Strona 1 z 1

Popiół z kominka (drewniany i z brykietów drzewnych)

Post: wt kwie 12, 2011 9:18 am
autor: rout666
Przeczytałam ostatnio że popiół z kominka można zużyć jako nawóz do ogrodu.
Jak to ma się do prawdy?? Jakoś nie chce mi się wierzyć w takie coś. Ktoś wie coś na ten temat

Post: wt kwie 12, 2011 9:25 am
autor: tomicron
Z brykietów drzewnych, drzewa i innego roslinnego paliwa tak.
Z węgla (i oczywiście ulubionych przez polaków opon, tworzyw sztucz., itp.) nie nadaje się.

Post: wt kwie 12, 2011 10:32 am
autor: rout666
Opalamy dom kominkiem (drewno i brykiety)dlatego o to pytam, czyli spokojnie po zimie mogę wysypać ten popiół na ogrodowy trawniki np.?

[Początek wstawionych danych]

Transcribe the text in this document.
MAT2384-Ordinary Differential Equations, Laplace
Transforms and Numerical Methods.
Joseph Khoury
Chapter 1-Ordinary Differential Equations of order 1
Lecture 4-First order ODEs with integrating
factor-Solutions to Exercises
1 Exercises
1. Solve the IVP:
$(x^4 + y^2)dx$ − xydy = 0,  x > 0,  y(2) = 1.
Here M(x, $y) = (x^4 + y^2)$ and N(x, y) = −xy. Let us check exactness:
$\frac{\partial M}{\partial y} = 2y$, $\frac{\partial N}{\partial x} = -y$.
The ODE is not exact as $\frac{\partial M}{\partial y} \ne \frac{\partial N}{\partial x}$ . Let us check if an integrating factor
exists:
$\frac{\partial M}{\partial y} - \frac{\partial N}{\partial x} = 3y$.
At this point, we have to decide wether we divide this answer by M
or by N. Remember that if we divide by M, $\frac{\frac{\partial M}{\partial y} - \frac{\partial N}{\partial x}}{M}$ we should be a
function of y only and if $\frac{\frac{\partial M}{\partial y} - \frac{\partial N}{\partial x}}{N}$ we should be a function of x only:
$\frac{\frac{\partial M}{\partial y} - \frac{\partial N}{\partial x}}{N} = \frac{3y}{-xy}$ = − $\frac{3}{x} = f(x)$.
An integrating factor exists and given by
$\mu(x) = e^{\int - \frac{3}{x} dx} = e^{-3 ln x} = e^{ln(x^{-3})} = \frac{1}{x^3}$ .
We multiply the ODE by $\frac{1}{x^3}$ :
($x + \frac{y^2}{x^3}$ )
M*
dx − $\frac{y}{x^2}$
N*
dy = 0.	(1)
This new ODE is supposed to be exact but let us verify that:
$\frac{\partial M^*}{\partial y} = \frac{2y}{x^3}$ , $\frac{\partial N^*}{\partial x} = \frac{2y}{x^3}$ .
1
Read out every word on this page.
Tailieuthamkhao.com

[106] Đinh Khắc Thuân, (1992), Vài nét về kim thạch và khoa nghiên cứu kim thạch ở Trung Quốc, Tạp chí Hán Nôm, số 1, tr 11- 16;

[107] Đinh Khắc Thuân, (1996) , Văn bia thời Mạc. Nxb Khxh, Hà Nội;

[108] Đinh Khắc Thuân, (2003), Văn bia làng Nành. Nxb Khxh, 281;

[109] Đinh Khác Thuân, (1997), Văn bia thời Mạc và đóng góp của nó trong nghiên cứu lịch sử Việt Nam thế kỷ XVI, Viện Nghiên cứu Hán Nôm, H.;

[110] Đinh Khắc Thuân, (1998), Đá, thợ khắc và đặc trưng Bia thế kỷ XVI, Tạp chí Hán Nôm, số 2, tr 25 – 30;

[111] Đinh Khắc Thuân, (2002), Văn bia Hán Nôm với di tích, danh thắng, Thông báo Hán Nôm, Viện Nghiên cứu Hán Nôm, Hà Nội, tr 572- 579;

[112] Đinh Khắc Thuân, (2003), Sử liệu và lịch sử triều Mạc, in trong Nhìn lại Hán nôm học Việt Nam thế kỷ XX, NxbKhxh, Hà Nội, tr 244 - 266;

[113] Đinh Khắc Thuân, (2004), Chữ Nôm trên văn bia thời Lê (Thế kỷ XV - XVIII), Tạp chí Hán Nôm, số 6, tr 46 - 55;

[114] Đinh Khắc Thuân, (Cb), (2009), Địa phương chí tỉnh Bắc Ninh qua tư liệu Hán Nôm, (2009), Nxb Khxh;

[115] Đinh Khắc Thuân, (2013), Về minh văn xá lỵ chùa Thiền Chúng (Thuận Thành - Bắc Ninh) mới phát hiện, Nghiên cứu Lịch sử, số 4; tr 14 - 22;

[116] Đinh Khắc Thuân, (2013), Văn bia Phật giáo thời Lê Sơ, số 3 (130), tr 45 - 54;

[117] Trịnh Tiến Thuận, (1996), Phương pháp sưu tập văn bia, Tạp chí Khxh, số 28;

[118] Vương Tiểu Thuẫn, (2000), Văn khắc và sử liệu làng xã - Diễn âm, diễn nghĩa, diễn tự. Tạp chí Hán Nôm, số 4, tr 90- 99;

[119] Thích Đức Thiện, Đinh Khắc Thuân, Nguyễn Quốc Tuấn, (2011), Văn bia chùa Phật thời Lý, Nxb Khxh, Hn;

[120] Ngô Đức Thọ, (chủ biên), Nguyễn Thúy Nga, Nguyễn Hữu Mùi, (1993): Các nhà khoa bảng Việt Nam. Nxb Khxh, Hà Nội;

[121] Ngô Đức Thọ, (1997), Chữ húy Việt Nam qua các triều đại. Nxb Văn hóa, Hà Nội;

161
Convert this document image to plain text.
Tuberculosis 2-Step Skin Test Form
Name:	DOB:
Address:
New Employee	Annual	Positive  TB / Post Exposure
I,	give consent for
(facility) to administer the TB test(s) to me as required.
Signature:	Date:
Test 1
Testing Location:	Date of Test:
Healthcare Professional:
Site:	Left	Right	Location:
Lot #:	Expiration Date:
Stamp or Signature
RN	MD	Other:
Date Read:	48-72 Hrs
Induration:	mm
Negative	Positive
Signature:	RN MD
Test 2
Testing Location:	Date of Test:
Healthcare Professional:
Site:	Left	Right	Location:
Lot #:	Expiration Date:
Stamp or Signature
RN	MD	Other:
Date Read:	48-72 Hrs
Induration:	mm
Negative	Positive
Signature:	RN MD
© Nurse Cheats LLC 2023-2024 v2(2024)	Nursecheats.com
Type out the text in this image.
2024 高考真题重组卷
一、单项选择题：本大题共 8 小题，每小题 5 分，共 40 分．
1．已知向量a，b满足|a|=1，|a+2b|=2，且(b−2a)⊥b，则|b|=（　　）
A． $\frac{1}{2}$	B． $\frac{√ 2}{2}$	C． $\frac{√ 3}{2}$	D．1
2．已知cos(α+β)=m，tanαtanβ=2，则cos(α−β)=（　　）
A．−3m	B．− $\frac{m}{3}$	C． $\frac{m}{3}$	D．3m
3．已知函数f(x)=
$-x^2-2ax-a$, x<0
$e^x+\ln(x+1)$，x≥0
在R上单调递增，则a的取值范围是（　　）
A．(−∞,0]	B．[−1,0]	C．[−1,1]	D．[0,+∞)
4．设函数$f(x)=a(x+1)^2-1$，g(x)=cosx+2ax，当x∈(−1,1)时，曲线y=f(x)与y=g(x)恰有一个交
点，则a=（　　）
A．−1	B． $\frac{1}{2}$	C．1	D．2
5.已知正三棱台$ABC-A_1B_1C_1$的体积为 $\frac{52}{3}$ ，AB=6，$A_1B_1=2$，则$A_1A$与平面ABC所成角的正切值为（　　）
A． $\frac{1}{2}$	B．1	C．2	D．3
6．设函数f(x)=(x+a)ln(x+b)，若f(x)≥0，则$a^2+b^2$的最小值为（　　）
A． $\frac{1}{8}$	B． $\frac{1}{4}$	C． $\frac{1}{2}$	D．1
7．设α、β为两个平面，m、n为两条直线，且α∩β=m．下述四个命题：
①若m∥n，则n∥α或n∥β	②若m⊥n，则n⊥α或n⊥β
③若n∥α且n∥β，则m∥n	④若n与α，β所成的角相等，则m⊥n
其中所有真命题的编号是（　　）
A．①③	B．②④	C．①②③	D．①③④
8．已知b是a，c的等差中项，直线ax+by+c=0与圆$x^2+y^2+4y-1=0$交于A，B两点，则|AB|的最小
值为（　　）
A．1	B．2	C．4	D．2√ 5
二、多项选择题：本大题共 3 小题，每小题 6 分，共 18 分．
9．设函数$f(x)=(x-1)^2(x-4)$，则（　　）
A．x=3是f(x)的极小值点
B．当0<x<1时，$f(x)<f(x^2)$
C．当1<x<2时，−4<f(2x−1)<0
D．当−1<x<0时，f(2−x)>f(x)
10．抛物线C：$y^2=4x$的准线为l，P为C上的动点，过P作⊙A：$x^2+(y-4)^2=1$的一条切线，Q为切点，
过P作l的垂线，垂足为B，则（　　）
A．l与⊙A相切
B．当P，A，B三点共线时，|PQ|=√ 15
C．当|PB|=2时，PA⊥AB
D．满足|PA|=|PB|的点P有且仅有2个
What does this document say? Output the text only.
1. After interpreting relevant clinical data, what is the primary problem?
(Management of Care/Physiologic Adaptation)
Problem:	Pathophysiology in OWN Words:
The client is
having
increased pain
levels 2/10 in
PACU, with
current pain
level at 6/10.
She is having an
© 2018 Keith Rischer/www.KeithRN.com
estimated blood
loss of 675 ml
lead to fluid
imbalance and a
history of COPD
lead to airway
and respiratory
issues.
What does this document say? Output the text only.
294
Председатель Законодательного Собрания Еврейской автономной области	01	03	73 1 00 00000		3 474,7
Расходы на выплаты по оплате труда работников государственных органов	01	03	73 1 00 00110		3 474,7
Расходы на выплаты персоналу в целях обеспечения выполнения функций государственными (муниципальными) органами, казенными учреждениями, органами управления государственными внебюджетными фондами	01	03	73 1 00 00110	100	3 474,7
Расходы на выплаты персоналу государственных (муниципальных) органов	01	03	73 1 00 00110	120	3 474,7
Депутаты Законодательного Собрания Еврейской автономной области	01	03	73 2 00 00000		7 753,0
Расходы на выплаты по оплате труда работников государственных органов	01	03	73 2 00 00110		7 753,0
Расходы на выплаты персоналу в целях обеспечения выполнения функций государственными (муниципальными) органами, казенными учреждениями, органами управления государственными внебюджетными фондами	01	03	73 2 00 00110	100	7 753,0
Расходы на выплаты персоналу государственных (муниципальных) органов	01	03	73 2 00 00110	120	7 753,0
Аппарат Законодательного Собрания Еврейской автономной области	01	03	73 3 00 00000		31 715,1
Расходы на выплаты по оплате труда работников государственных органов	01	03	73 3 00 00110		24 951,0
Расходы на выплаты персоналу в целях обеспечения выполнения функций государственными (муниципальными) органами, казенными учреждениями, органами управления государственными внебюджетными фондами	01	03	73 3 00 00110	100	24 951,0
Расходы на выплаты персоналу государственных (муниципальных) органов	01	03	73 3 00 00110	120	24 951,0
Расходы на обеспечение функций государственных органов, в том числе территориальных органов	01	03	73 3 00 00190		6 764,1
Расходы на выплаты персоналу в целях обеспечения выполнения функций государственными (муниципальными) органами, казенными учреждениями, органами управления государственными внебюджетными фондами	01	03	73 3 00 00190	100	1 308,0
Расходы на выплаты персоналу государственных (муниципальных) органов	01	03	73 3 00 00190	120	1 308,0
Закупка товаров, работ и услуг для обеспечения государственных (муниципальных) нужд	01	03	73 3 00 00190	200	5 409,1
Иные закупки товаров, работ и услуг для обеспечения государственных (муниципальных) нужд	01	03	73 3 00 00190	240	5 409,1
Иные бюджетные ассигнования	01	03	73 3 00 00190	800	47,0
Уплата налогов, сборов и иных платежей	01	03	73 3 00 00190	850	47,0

Post: wt kwie 12, 2011 10:40 am
autor: koliberek
Rout na trawnik to nie wiem, ale na rabate z kwiatkami to tak....chodzi o to, ze rabate przekopujesz i to sie zmiesza z zimią, a w trawie to chyab mało estetycznie by to wygladało.
Jeszcze pytanie z czego brykiety są, którymi palicie...

Post: wt kwie 12, 2011 11:46 am
autor: tomicron
Jak popiół jest drobny i się go dobrze rozgrabi to po jakimś czasie też zniknie, a jak się zwertykuluje trawnik to jeszcze szybciej z glebą się połączy :)

Post: wt kwie 12, 2011 12:31 pm
autor: koliberek
NO rout to masz opinie specjalisty ;)

Post: wt kwie 12, 2011 3:31 pm
autor: Cebulka
Popiół 'drewniany' na pewno jest świetny do nawożenia - zawiera bardzo dużo już nie pamiętam - potasu albo fosforu [skrob]
Po rozłożeniu na grządce dobrze go trochę z ziemią przekopać, bo albo zacznie fruwać jak będzie sucho, albo się może zbrylić w skorpę przy wilgotnej pogodzie. Można też go z powodzeniem jak nie od razu na grządki to sypnąć na kompost :)

Post: wt kwie 12, 2011 6:43 pm
autor: tuurma
Ja wywalam do warzywnika i pod kwiatki. Tylko różanecznikom nie daję, bo ponoć zawiera sporo wapnia.

Post: sob kwie 16, 2011 9:46 pm
autor: kra1013
Taki popiół, to cenny nawóz. Zawiera tylko śladowe ilości azotu, ale bardzo dużo fosforu i potasu. Najwięcej jednak zawiera wapnia i dlatego Tuurma ma rację, że pod "kwasolubne" rośliny się nie nadaje, zwłaszcza na zasadowych glebach. Bez paniki jednak, bo ten wapń jest zawarty w złożonych chemicznie substancjach, źle rozpuszczalnych we wodzie i dlatego będzie uwalniany stopniowo przez kilka lat. Czyli nie należy sie spodziewać tego, że już w pierwszym roku podniesie znacznie pH gleby. Corocznie jednak sypany, może za 4-5 lat te pH wzrosnąć istotnie, zwłaszcza na glebach zasadowych.
Popiół jednak ma coś jeszcze - mikroelementy i to w porządnych dawkach. Oczywiście o ile potasu, czy fosforu jest w nim może nawet ze 15%(obu składników razem, choć potasu jest zawsze więcej), to już magnezu zaledwie z 2%, a innych substancji jeszcze mniej, ale popiół, to naprawdę wspaniały nawóz, jednak azotu trzeba "sypnąć".
Małe ma znaczenie, czy to popiół z iglastych, czy liściastych. Ja popiół rozsypuję na śnieg. Większość i tak leci do sąsiada, ale jest naprawdę dobry. Latem popiół wysypuję na kompostownik, ale trzeba uważać z dawką, bo jak popiołu usypiemy warstwę, to mikroorganizmy i inne (dżdżownice) rozdzielimy, więc nie przejdą i to wyżej będzie się gorzej kompostowało. Warto wymieszać.

Post: pn kwie 18, 2011 7:22 pm
autor: beza
Słyszałam, że popiół dobrze jest posypać tam gdzie rosną pomidory, bo ma właśnie dużo mikroelementów.